También necesitas un poco de aire
Esto puede sonar raro en un artículo sobre deudas, pero es verdad: si conviertes tu plan en una vida sin margen, te lo cargarás antes o después. Nadie aguanta bien meses y meses sintiendo que todo es restricción.
No se trata de gastar como si nada. Se trata de no montar un sistema tan duro que luego necesites romperlo para respirar. A veces dejar una pequeña parte del dinero para una vida normal, muy contenida si hace falta, ayuda más que apretar hasta el límite y reventar al tercer mes.
Salir de deudas rápido está bien. Salir de deudas sin destrozarte por el camino, mejor.
Qué hacer si te bloqueas
Si la cantidad total te abruma, no mires la cantidad total cada día. Mira:
- la próxima fecha de pago
- la deuda objetivo del mes
- el extra que sí puedes meter
- el gasto que hoy sí puedes evitar
- el paso más cercano
Reducir el foco ayuda mucho.

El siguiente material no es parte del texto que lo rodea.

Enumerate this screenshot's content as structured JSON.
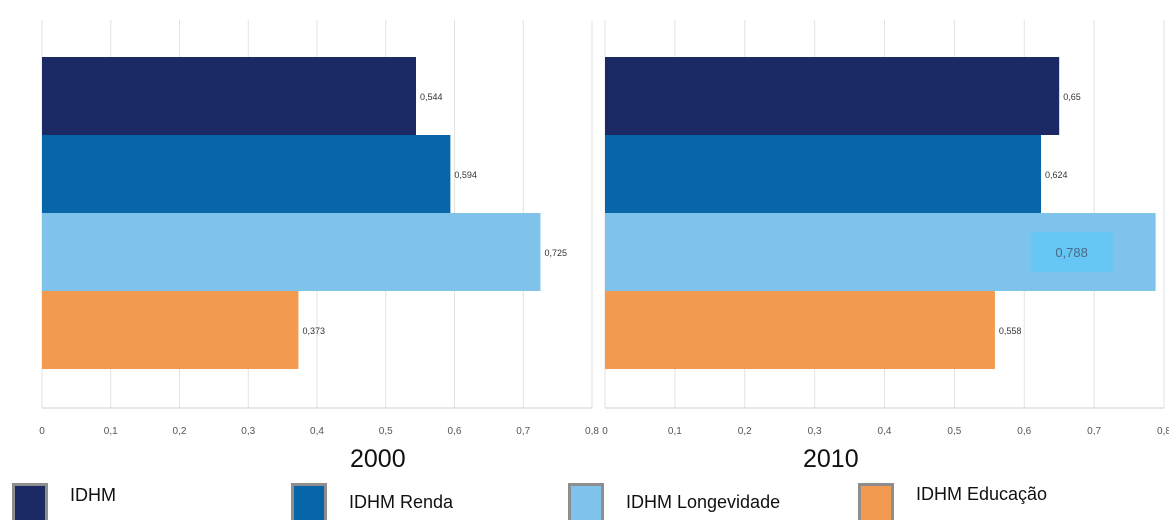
{
  "chart_data": [
    {
      "type": "bar",
      "orientation": "horizontal",
      "title": "2000",
      "categories": [
        "IDHM",
        "IDHM Renda",
        "IDHM Longevidade",
        "IDHM Educação"
      ],
      "values": [
        0.544,
        0.594,
        0.725,
        0.373
      ],
      "value_labels": [
        "0,544",
        "0,594",
        "0,725",
        "0,373"
      ],
      "xlim": [
        0,
        0.8
      ],
      "xticks": [
        "0",
        "0,1",
        "0,2",
        "0,3",
        "0,4",
        "0,5",
        "0,6",
        "0,7",
        "0,8"
      ],
      "grid": true
    },
    {
      "type": "bar",
      "orientation": "horizontal",
      "title": "2010",
      "categories": [
        "IDHM",
        "IDHM Renda",
        "IDHM Longevidade",
        "IDHM Educação"
      ],
      "values": [
        0.65,
        0.624,
        0.788,
        0.558
      ],
      "value_labels": [
        "0,65",
        "0,624",
        "0,788",
        "0,558"
      ],
      "xlim": [
        0,
        0.8
      ],
      "xticks": [
        "0",
        "0,1",
        "0,2",
        "0,3",
        "0,4",
        "0,5",
        "0,6",
        "0,7",
        "0,8"
      ],
      "grid": true
    }
  ],
  "legend": [
    {
      "label": "IDHM",
      "color": "#1b2a64"
    },
    {
      "label": "IDHM Renda",
      "color": "#0765a8"
    },
    {
      "label": "IDHM Longevidade",
      "color": "#7fc3ea"
    },
    {
      "label": "IDHM Educação",
      "color": "#f29b50"
    }
  ],
  "highlight_color": "#66c6f4"
}
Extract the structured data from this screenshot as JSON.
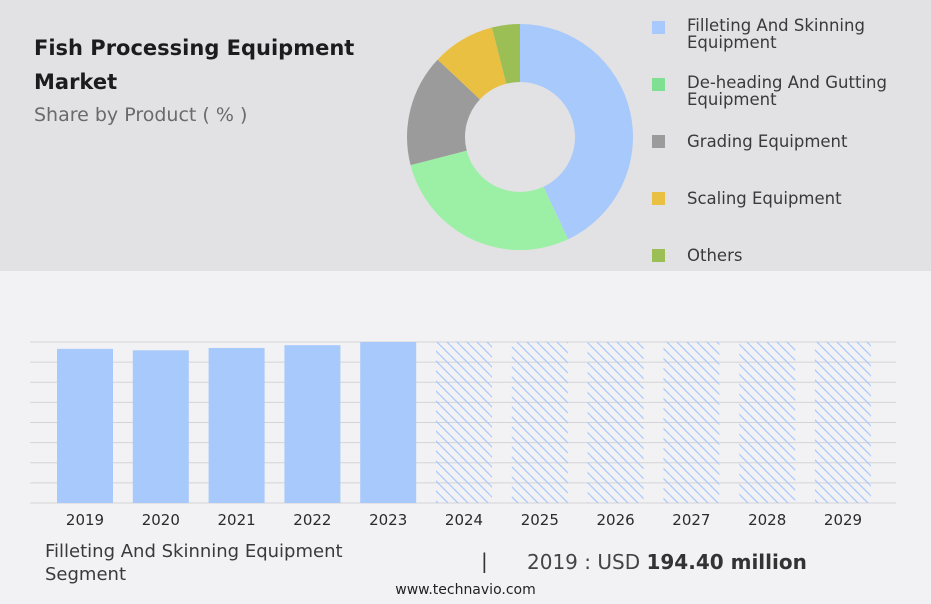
{
  "header": {
    "title": "Fish Processing Equipment Market",
    "subtitle": "Share by Product ( % )"
  },
  "legend": [
    {
      "label": "Filleting And Skinning Equipment",
      "color": "#a8c9fb"
    },
    {
      "label": "De-heading And Gutting Equipment",
      "color": "#7ee090"
    },
    {
      "label": "Grading Equipment",
      "color": "#9b9b9b"
    },
    {
      "label": "Scaling Equipment",
      "color": "#eac042"
    },
    {
      "label": "Others",
      "color": "#9bbf55"
    }
  ],
  "chart_data": [
    {
      "type": "pie",
      "subtype": "donut",
      "title": "Share by Product ( % )",
      "labels": [
        "Filleting And Skinning Equipment",
        "De-heading And Gutting Equipment",
        "Grading Equipment",
        "Scaling Equipment",
        "Others"
      ],
      "values": [
        43,
        28,
        16,
        9,
        4
      ],
      "colors": [
        "#a8c9fb",
        "#9bf0a6",
        "#9b9b9b",
        "#eac042",
        "#9bbf55"
      ]
    },
    {
      "type": "bar",
      "categories": [
        "2019",
        "2020",
        "2021",
        "2022",
        "2023",
        "2024",
        "2025",
        "2026",
        "2027",
        "2028",
        "2029"
      ],
      "values": [
        194.4,
        192.5,
        195.5,
        199.0,
        203.0,
        null,
        null,
        null,
        null,
        null,
        null
      ],
      "forecast_categories": [
        "2024",
        "2025",
        "2026",
        "2027",
        "2028",
        "2029"
      ],
      "grid": true,
      "bar_color": "#a8c9fb"
    }
  ],
  "segment": {
    "name": "Filleting And Skinning Equipment Segment",
    "year": "2019",
    "separator": ":",
    "currency": "USD",
    "value": "194.40 million"
  },
  "footer": {
    "url": "www.technavio.com"
  }
}
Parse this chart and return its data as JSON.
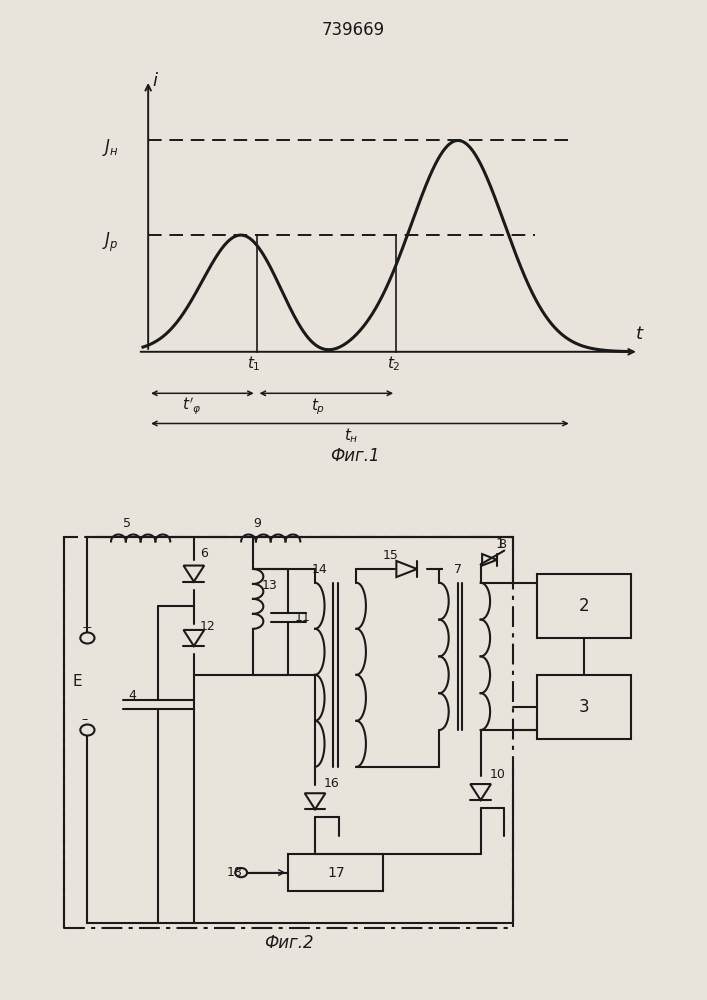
{
  "title": "739669",
  "fig1_label": "Фиг.1",
  "fig2_label": "Фиг.2",
  "bg_color": "#e8e4dc",
  "lc": "#1a1a1a",
  "Jn_label": "$J_n$",
  "Jp_label": "$J_p$",
  "i_label": "i",
  "t_label": "t",
  "curve_lw": 2.2,
  "axis_lw": 1.4,
  "circuit_lw": 1.5
}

Porque cuando miras toda la montaña a la vez, cuesta moverse. Cuando miras el siguiente paso, ya cambia.
Empezar a salir de deudas va mucho de recuperar dirección
Ese quizá sea el mejor resumen. Al principio, el mayor cambio no siempre es numérico. A veces es mental. Pasas de sentir que el dinero te arrastra a empezar a dirigir algo, aunque sea poco.
Y eso ya vale mucho.
Porque salir de deudas sin agobiarte no significa que no vaya a costar. Significa que no necesitas hacerlo desde el pánico, la culpa o el castigo constante. Puedes hacerlo desde algo bastante más útil:
- claridad
- orden
- pasos pequeños
- constancia
- decisiones menos impulsivas
No suena épico. Pero es justo el tipo de proceso que más suele durar. Y cuando algo dura, por fin empieza a moverse de verdad.